A typed dictionary of the above kind will enhance access possibilities, and it allows for a simple integration of function-specific views (in the sense of Bergenholtz and Tarp's function theory): we will provide small sample fragments of German noun+verb collocations and of predicative PPs, along with function-specific views, for text understanding, for text production, and for specific production-related search. These views should be created by applying constraints on the selection of lexicographic data (filters: which types of properties and relations are relevant for a user in a given situation?) and on its presentation (sequencing, layout, etc. on screen).

With the proposed model in mind, we finally briefly analyse existing online dictionaries (an online portal, and the learner's dictionaries ELDIT (Abel/Weber 2005 etc.), BLF (Verlinde et al. 2006) and DICE (www.dicesp.com)), as well as current representational proposals (e.g.
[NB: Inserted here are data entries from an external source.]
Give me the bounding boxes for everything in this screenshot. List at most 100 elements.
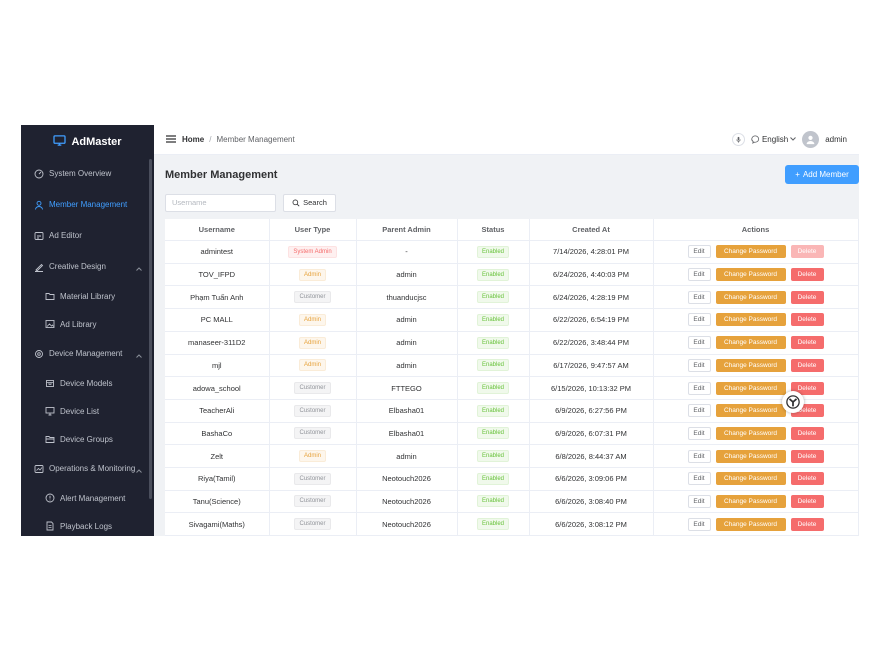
parent-admin-cell: - <box>356 240 458 264</box>
change-password-button[interactable]: Change Password <box>715 517 786 531</box>
edit-button[interactable]: Edit <box>687 268 711 282</box>
sidebar-item-member-management[interactable]: Member Management <box>21 189 154 220</box>
user-type-cell: Customer <box>269 422 357 446</box>
change-password-button[interactable]: Change Password <box>715 472 786 486</box>
edit-button[interactable]: Edit <box>687 517 711 531</box>
user-type-tag: Customer <box>294 404 331 417</box>
sidebar-item-label: Material Library <box>60 291 116 301</box>
actions-cell: Edit Change Password Delete <box>653 331 859 355</box>
image-icon <box>45 319 55 329</box>
sidebar-scrollbar[interactable] <box>149 159 152 499</box>
sidebar-item-material-library[interactable]: Material Library <box>21 282 154 310</box>
edit-button[interactable]: Edit <box>687 494 711 508</box>
status-cell: Enabled <box>457 444 530 468</box>
microphone-icon[interactable] <box>731 132 745 146</box>
sidebar-item-creative-design[interactable]: Creative Design <box>21 251 154 282</box>
edit-button[interactable]: Edit <box>687 381 711 395</box>
edit-button[interactable]: Edit <box>687 313 711 327</box>
alert-icon <box>45 493 55 503</box>
sidebar-item-device-management[interactable]: Device Management <box>21 338 154 369</box>
change-password-button[interactable]: Change Password <box>715 358 786 372</box>
sidebar-item-label: Ad Library <box>60 319 97 329</box>
sidebar-item-ad-library[interactable]: Ad Library <box>21 310 154 338</box>
sidebar-item-playback-logs[interactable]: Playback Logs <box>21 512 154 536</box>
change-password-button[interactable]: Change Password <box>715 336 786 350</box>
delete-button[interactable]: Delete <box>790 426 824 440</box>
username-cell: Riya(Tamil) <box>165 467 270 491</box>
search-button[interactable]: Search <box>283 193 336 212</box>
username-cell: Zelt <box>165 444 270 468</box>
row-actions: Edit Change Password Delete <box>654 449 858 463</box>
breadcrumb-home[interactable]: Home <box>182 134 205 144</box>
change-password-button[interactable]: Change Password <box>715 449 786 463</box>
column-header-parent-admin: Parent Admin <box>356 218 458 242</box>
edit-button[interactable]: Edit <box>687 290 711 304</box>
delete-button[interactable]: Delete <box>790 381 824 395</box>
document-icon <box>45 521 55 531</box>
username-search-input[interactable] <box>165 193 276 212</box>
sidebar-item-device-models[interactable]: Device Models <box>21 369 154 397</box>
user-type-tag: Customer <box>294 427 331 440</box>
status-badge: Enabled <box>476 291 510 304</box>
username-cell: Phạm Tuấn Anh <box>165 285 270 310</box>
user-type-cell: Customer <box>269 376 357 400</box>
brand[interactable]: AdMaster <box>21 125 154 158</box>
edit-button[interactable]: Edit <box>687 336 711 350</box>
box-icon <box>45 378 55 388</box>
avatar[interactable] <box>802 130 820 148</box>
status-badge: Enabled <box>476 518 510 531</box>
created-at-cell: 6/24/2026, 4:28:19 PM <box>529 285 654 310</box>
chevron-up-icon[interactable] <box>136 351 142 358</box>
delete-button[interactable]: Delete <box>790 472 824 486</box>
page-header: Member Management + Add Member <box>165 165 859 185</box>
delete-button[interactable]: Delete <box>790 358 824 372</box>
delete-button[interactable]: Delete <box>790 494 824 508</box>
user-type-cell: Customer <box>269 467 357 491</box>
edit-button[interactable]: Edit <box>687 245 711 259</box>
delete-button[interactable]: Delete <box>790 268 824 282</box>
sidebar-item-operations-and-monitoring[interactable]: Operations & Monitoring <box>21 453 154 484</box>
status-badge: Enabled <box>476 268 510 281</box>
sidebar-item-alert-management[interactable]: Alert Management <box>21 484 154 512</box>
floating-assistant-button[interactable] <box>782 391 804 413</box>
table-row: PC MALL Admin admin Enabled 6/22/2026, 6:54:… <box>165 308 859 332</box>
chevron-up-icon[interactable] <box>136 264 142 271</box>
delete-button[interactable]: Delete <box>790 449 824 463</box>
chevron-up-icon[interactable] <box>136 466 142 473</box>
edit-button[interactable]: Edit <box>687 426 711 440</box>
sidebar-item-device-list[interactable]: Device List <box>21 397 154 425</box>
change-password-button[interactable]: Change Password <box>715 426 786 440</box>
language-selector[interactable]: English <box>751 135 797 144</box>
change-password-button[interactable]: Change Password <box>715 290 786 304</box>
parent-admin-cell: Neotouch2026 <box>356 467 458 491</box>
edit-button[interactable]: Edit <box>687 449 711 463</box>
change-password-button[interactable]: Change Password <box>715 381 786 395</box>
user-type-tag: Admin <box>298 268 326 281</box>
menu-toggle-icon[interactable] <box>166 135 176 143</box>
sidebar-item-ad-editor[interactable]: Ad Editor <box>21 220 154 251</box>
change-password-button[interactable]: Change Password <box>715 494 786 508</box>
monitor-icon <box>45 406 55 416</box>
table-row: BashaCo Customer Elbasha01 Enabled 6/9/2026,… <box>165 422 859 446</box>
sidebar-item-system-overview[interactable]: System Overview <box>21 158 154 189</box>
change-password-button[interactable]: Change Password <box>715 313 786 327</box>
user-name[interactable]: admin <box>825 134 847 144</box>
add-member-button[interactable]: + Add Member <box>785 165 859 185</box>
delete-button[interactable]: Delete <box>790 313 824 327</box>
table-header-row: Username User Type Parent Admin Status Creat… <box>165 218 859 242</box>
change-password-button[interactable]: Change Password <box>715 268 786 282</box>
delete-button[interactable]: Delete <box>790 290 824 304</box>
delete-button[interactable]: Delete <box>790 336 824 350</box>
topbar-actions: English admin <box>731 130 847 148</box>
sidebar-item-device-groups[interactable]: Device Groups <box>21 425 154 453</box>
sidebar-menu: System Overview Member Management Ad Edito… <box>21 158 154 536</box>
sidebar-item-label: System Overview <box>49 169 112 178</box>
delete-button[interactable]: Delete <box>790 517 824 531</box>
edit-button[interactable]: Edit <box>687 472 711 486</box>
created-at-cell: 6/24/2026, 4:40:03 PM <box>529 263 654 287</box>
edit-button[interactable]: Edit <box>687 358 711 372</box>
edit-button[interactable]: Edit <box>687 404 711 418</box>
change-password-button[interactable]: Change Password <box>715 245 786 259</box>
row-actions: Edit Change Password Delete <box>654 313 858 327</box>
change-password-button[interactable]: Change Password <box>715 404 786 418</box>
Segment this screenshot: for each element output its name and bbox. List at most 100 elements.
ISO-1951 Lexical Systems (Polguère 2006), and LMF (Francopoulou et al. 2006)). The portals analysed (e.g. StarDict (http://stardict.sourceforge.net)) mainly reproduce the printed dictionaries, enable parallel access to all included dictionaries, and add cross-references from word forms in the article text to the respective entries; ISO-1951 is also mainly focussed on the reproduction of printed material, providing a meta-representaion general enough to host quite different print dictionary formats; Lexical Systems is another format for the cohabitation of data from different sources; and LMF provides a general meta-model for dictionary data for NLP, covering a broad range of dictionary types. The electronic learner's dictionaries ELDIT and BLF are designed to provide a substantial amount of different relations between lexical objects. Nevertheless, they seem mainly to be made for browsing, but not for focused search, as their query support is still mainly lemma-based.

As far as implementations of our typed dictionary model are concerned, both relational (or object) databases and typed formalisms like OWL-DL (cf. Bechhofer et al. 2004) seem to be appropriate. Spohr (2008), for example, is working with OWL-DL. In the eLexicography conference, he presents a protoype of a multifunctional dictionary based on OWL-DL which accounts for different users' needs (Spohr 2009). We see an interesting research potential in combining available representation systems (like OWL-DL) with a detailed enough lexicographic data description to account for a wide variety of usage scenarios.